Ik stel voor, dinsdag aanstaande bij het begin van de vergadering te behandelen:

  • - de brief van de vaste commissie voor Verkeer en Waterstaat houdende het voorstel de Algemene Rekenkamer te verzoeken een onderzoek in te stellen naar de aanbestedings- en inkooppraktijk bij NS Railinfrabeheer (27544).

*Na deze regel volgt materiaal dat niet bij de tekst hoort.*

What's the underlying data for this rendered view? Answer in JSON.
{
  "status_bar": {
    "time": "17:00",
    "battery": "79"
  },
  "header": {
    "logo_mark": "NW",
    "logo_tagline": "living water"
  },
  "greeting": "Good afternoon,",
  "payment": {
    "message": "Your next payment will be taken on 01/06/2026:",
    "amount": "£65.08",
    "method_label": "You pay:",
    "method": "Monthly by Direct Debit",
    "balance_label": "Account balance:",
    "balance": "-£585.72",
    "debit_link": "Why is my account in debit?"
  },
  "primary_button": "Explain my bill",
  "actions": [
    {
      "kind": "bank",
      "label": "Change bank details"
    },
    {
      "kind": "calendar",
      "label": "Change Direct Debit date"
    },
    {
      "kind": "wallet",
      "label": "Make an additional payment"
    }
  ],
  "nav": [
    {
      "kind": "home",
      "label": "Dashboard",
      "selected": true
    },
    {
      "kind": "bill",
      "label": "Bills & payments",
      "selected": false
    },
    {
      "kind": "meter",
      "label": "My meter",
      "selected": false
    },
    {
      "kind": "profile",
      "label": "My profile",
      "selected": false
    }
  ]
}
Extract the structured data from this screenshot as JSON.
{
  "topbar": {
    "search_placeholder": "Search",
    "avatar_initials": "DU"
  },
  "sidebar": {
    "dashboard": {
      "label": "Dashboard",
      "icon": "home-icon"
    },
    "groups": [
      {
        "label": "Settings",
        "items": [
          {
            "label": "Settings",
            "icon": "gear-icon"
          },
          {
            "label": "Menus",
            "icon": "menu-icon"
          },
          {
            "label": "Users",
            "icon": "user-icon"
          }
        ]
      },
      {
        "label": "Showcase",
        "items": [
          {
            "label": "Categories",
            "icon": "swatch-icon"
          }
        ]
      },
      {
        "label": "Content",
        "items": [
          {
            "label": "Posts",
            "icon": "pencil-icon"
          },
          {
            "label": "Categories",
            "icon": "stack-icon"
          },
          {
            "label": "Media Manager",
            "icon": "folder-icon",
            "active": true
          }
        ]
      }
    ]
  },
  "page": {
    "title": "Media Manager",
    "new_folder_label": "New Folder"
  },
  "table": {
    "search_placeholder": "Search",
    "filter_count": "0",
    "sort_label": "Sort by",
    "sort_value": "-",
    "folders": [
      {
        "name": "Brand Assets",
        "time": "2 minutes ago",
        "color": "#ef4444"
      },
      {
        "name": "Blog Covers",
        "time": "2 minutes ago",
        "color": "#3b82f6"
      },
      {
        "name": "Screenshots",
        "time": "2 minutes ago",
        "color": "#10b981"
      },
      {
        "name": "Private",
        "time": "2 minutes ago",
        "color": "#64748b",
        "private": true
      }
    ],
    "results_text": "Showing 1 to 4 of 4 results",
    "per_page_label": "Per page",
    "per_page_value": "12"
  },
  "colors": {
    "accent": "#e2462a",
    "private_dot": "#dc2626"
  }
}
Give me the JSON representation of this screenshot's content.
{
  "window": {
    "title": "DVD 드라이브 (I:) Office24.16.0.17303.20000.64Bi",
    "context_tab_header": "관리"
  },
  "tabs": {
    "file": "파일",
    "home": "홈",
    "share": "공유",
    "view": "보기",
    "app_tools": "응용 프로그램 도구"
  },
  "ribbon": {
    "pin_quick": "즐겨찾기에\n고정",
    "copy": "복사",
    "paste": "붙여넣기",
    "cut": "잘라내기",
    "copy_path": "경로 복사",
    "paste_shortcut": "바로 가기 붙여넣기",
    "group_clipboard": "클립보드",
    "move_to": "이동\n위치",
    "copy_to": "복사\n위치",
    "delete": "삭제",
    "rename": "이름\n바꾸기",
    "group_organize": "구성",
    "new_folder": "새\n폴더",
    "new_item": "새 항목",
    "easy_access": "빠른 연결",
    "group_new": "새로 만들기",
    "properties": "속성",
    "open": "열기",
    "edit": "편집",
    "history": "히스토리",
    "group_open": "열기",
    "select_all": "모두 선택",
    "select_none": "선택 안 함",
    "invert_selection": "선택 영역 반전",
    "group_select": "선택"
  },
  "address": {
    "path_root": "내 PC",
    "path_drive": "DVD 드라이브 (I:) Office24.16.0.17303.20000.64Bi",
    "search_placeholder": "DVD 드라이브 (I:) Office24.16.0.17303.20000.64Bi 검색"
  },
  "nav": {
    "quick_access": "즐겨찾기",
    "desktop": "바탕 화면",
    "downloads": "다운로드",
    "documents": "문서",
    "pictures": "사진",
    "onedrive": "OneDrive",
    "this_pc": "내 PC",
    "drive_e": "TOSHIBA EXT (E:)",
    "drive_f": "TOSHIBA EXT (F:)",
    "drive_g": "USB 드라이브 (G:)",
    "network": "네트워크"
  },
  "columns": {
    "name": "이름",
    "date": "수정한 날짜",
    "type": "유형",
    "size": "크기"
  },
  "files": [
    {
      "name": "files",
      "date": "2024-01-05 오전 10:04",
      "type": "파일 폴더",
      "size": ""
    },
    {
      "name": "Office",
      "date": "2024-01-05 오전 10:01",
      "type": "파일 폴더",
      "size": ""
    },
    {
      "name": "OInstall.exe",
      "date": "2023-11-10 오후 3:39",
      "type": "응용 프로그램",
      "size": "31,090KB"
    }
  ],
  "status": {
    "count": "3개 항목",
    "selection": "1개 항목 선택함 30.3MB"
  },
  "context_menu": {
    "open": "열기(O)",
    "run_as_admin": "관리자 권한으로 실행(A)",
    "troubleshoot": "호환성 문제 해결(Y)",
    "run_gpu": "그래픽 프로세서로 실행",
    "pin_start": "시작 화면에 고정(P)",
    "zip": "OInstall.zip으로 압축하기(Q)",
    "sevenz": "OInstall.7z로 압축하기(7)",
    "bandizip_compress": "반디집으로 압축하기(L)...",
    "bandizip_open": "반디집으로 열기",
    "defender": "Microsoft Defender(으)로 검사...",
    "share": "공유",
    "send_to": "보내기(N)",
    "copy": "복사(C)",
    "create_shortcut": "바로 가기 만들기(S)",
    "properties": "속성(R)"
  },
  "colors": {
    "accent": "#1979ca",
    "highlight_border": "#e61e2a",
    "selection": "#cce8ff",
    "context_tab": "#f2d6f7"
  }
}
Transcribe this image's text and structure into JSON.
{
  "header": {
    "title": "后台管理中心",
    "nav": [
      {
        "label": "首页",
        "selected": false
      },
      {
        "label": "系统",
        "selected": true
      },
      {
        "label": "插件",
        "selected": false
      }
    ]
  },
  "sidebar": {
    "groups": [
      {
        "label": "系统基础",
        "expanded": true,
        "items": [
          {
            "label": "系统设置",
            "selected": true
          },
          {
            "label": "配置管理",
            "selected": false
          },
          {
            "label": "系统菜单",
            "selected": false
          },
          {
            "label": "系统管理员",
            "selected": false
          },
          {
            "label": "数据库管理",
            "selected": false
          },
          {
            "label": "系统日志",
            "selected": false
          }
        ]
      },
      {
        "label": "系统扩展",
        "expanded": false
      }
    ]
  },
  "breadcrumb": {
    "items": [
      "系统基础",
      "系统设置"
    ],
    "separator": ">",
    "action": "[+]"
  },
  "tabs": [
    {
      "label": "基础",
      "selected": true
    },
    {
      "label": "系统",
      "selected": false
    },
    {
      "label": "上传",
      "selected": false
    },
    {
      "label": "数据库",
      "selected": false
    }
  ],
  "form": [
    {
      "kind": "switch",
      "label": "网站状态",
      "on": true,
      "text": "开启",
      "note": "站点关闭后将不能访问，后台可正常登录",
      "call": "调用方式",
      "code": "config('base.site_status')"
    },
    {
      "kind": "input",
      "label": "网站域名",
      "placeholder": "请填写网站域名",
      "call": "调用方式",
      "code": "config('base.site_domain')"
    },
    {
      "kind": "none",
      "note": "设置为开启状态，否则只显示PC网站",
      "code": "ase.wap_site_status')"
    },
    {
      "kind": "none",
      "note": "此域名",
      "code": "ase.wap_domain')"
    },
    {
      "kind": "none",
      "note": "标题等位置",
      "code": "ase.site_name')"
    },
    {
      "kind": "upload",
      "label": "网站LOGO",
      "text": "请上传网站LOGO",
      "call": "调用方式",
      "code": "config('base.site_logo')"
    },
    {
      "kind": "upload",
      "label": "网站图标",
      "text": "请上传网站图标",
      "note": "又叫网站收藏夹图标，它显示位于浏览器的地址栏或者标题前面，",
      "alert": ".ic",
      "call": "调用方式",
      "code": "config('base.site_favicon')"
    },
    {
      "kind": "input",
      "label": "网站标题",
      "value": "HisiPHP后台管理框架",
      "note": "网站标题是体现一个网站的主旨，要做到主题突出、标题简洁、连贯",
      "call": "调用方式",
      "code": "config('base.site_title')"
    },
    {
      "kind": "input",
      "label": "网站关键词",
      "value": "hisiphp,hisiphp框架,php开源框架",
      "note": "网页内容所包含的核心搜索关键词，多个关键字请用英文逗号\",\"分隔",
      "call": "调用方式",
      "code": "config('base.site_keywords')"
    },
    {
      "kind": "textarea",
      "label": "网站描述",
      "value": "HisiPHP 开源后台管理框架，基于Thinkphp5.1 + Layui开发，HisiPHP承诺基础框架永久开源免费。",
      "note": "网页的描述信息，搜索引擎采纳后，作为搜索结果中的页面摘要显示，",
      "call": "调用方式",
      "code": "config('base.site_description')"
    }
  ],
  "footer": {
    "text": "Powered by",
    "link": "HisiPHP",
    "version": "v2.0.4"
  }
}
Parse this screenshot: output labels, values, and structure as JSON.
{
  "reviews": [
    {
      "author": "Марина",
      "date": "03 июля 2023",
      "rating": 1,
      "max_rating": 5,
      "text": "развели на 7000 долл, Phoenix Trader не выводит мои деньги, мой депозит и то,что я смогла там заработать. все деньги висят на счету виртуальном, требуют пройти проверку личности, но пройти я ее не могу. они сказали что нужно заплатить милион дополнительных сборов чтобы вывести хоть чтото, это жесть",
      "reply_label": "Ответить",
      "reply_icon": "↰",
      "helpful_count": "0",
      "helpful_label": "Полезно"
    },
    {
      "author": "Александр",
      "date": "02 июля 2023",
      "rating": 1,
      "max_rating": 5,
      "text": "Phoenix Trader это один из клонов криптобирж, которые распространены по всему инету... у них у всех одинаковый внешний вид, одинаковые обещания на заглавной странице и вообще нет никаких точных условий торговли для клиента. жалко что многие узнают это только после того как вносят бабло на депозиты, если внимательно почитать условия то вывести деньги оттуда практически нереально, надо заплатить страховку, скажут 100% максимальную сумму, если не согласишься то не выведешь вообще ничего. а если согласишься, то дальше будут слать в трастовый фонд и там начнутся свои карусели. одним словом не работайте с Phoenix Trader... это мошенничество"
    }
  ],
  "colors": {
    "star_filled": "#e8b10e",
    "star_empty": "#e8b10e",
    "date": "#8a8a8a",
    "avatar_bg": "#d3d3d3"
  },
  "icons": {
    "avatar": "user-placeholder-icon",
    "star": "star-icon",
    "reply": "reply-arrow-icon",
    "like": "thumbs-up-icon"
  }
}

Ik stel voor, aanstaande dinsdag te stemmen over:

a. de volgende wetsvoorstellen:

  • - Wijziging van de Algemene wet bestuursrecht en enkele aanverwante wetten naar aanleiding van de evaluatie van de Algemene wet bestuursrecht (Eerste evaluatiewet Awb) (26523);

  • - Wijziging van de Algemene wet bestuursrecht, de Provinciewet en de Gemeentewet in verband met de samenvoeging van de afdelingen 3.4 en 3.5 van de Algemene wet bestuursrecht tot één uniforme openbare voorbereidingsprocedure (Wet uniforme openbare voorbereidingsprocedure Awb) (27023);

  • - Wijziging van de Algemene wet bestuursrecht met betrekking tot de kosten van bezwaar en administratief beroep (kosten bestuurlijke voorprocedures) (27024);

b. de moties ingediend tijdens het notaoverleg over kinderopvang, te weten:

  • - de motie-Van Gent over de toename van het aantal afspraken in CAO's (26587, nr. 12);

  • - de motie-Van Gent over een verplichte werkgeversbijdrage (26587, nr. 13).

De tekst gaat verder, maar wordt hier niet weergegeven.